By Jeremy G. Schneider, MFT
“Like this, Daddy,” Lucas explained to me.
We were sitting on his bed and our heads were close together, looking at his woobie, a little bear with a small blue blanket attached to it. Then he took his woobie, and folded it over his finger so the satin band that wraps around the edge of his woobie was all that showed. The moment was so intimate, I feel like I need to write in a whisper.
Then he rubbed it against my lips, the way I have seen him do it so many times to himself.
“Feels nice,” I told him.
“Or you could put it here,” and he rubbed it against my forehead.
There’s a certain joy he seemed to feel showing this to me and I think I know why. His showing me what he does with his woobie is his way of showing me how he copes at night, how he deals with the dark when he can’t sleep, but doesn’t want to wake us up.
It is a sense of accomplishment, “Look what I did, Daddy.”
But I am slightly disturbed by the whole experience.
On the one hand, I think it is wonderful that he has taken the tools we’ve tried to give him and adapted them to what he needs. It is not just the woobie that makes him feel better, it is the feel of the satin rubbing against his skin. I also suspect it is not only the feel of the satin that feels good, but that the repetition of rubbing it against his skin that must also help calm him down, to relax him a bit so he can more easily fall back asleep.

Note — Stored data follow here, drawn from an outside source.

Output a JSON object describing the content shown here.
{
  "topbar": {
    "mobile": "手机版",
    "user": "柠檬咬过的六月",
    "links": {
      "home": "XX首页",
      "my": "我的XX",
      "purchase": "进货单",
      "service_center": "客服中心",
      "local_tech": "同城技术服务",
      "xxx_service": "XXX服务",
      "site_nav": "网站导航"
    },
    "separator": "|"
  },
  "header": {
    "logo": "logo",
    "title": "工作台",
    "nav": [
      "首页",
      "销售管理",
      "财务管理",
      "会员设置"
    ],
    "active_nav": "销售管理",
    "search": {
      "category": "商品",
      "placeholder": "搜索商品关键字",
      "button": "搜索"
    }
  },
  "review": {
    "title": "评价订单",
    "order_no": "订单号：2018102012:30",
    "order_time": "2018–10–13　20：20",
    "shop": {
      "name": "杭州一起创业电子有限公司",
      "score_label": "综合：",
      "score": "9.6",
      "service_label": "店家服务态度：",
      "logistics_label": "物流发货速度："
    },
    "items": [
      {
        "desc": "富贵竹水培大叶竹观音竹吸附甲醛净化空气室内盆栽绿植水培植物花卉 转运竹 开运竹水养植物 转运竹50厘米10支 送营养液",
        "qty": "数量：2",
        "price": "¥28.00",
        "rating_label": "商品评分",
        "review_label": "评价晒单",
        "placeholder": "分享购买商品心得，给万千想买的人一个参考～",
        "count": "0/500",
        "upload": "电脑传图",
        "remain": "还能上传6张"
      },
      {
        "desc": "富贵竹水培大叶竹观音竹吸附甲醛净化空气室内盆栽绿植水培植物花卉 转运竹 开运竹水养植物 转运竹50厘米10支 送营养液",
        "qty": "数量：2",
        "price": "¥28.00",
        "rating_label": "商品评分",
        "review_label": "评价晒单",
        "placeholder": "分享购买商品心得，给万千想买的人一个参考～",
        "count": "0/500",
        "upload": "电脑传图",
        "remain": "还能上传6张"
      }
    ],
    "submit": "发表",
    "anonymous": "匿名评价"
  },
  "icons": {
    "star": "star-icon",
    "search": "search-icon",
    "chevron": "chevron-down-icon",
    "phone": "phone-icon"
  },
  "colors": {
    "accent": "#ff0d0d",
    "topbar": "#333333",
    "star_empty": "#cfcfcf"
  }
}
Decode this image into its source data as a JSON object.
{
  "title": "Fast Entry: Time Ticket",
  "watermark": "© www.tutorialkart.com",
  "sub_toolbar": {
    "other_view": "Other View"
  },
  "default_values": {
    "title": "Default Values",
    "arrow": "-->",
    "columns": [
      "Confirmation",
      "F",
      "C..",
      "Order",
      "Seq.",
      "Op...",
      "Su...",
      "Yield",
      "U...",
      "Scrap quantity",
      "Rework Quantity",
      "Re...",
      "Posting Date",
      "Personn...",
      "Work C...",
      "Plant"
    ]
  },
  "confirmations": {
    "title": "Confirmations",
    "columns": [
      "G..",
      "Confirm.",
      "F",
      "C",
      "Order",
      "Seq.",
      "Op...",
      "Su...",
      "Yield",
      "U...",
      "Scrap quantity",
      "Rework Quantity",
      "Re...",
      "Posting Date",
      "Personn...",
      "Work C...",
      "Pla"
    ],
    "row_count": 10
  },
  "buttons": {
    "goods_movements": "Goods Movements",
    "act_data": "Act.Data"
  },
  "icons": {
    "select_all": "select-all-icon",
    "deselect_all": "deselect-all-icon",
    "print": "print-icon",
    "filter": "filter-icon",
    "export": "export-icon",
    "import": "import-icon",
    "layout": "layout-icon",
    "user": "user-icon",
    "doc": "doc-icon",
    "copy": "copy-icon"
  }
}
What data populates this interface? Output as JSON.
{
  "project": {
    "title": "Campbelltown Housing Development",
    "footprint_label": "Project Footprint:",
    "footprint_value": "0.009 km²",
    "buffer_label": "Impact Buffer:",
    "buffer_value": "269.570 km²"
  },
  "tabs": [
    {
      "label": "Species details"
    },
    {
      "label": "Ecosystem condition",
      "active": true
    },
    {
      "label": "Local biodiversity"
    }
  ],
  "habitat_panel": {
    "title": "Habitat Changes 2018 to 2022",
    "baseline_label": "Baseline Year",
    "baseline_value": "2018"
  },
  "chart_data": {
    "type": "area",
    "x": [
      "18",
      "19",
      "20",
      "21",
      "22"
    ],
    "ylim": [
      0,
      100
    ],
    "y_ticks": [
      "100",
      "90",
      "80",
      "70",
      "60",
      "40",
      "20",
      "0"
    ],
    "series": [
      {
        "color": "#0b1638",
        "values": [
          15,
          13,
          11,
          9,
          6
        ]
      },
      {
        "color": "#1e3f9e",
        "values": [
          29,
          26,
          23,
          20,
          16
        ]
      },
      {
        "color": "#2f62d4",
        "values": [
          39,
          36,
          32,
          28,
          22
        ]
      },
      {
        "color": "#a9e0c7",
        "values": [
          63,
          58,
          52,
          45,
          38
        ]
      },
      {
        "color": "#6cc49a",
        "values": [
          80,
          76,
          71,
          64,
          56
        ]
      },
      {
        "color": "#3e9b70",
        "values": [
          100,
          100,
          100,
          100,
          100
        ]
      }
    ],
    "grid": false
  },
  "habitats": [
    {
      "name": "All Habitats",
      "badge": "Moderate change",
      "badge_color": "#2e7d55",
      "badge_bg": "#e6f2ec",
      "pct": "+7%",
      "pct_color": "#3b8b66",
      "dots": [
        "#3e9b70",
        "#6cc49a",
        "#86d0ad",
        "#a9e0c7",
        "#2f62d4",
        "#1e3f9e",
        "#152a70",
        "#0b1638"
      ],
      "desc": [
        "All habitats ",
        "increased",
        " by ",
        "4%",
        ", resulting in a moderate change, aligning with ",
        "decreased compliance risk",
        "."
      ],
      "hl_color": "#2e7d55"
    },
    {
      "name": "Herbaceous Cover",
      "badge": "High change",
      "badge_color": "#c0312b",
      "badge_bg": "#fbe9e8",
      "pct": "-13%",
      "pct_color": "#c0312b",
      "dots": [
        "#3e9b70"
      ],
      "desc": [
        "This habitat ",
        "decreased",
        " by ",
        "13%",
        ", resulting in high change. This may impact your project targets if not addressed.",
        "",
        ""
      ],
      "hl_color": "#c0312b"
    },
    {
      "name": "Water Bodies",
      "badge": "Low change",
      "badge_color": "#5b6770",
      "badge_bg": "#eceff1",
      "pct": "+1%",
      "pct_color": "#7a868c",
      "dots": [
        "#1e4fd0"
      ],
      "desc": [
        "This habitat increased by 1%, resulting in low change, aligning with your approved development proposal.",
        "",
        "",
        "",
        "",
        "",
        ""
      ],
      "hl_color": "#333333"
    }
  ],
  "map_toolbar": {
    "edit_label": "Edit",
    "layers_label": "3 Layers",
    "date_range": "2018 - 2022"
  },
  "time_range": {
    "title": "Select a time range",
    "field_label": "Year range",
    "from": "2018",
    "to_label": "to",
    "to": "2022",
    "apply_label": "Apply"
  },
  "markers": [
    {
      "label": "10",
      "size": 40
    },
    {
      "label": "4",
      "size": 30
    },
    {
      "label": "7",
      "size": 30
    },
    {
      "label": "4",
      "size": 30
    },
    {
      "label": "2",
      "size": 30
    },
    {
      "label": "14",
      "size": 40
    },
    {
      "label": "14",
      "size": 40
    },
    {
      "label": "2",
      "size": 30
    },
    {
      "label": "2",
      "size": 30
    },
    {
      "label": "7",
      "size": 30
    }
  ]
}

On the other hand, Dorit doesn’t have anything like this. She does not have any coping techniques to deal with the night, because she is not scared by it. But he is and seeing him teach me, share with me how he uses his woobie to feel better, gives me a vision of him lying in bed, late at night, in the not so dark, but still too dark of his room, looking up at the ceiling, not wanting to bother us, rubbing his woobie against his lips to try not to feel so scared, hoping he will fall asleep soon.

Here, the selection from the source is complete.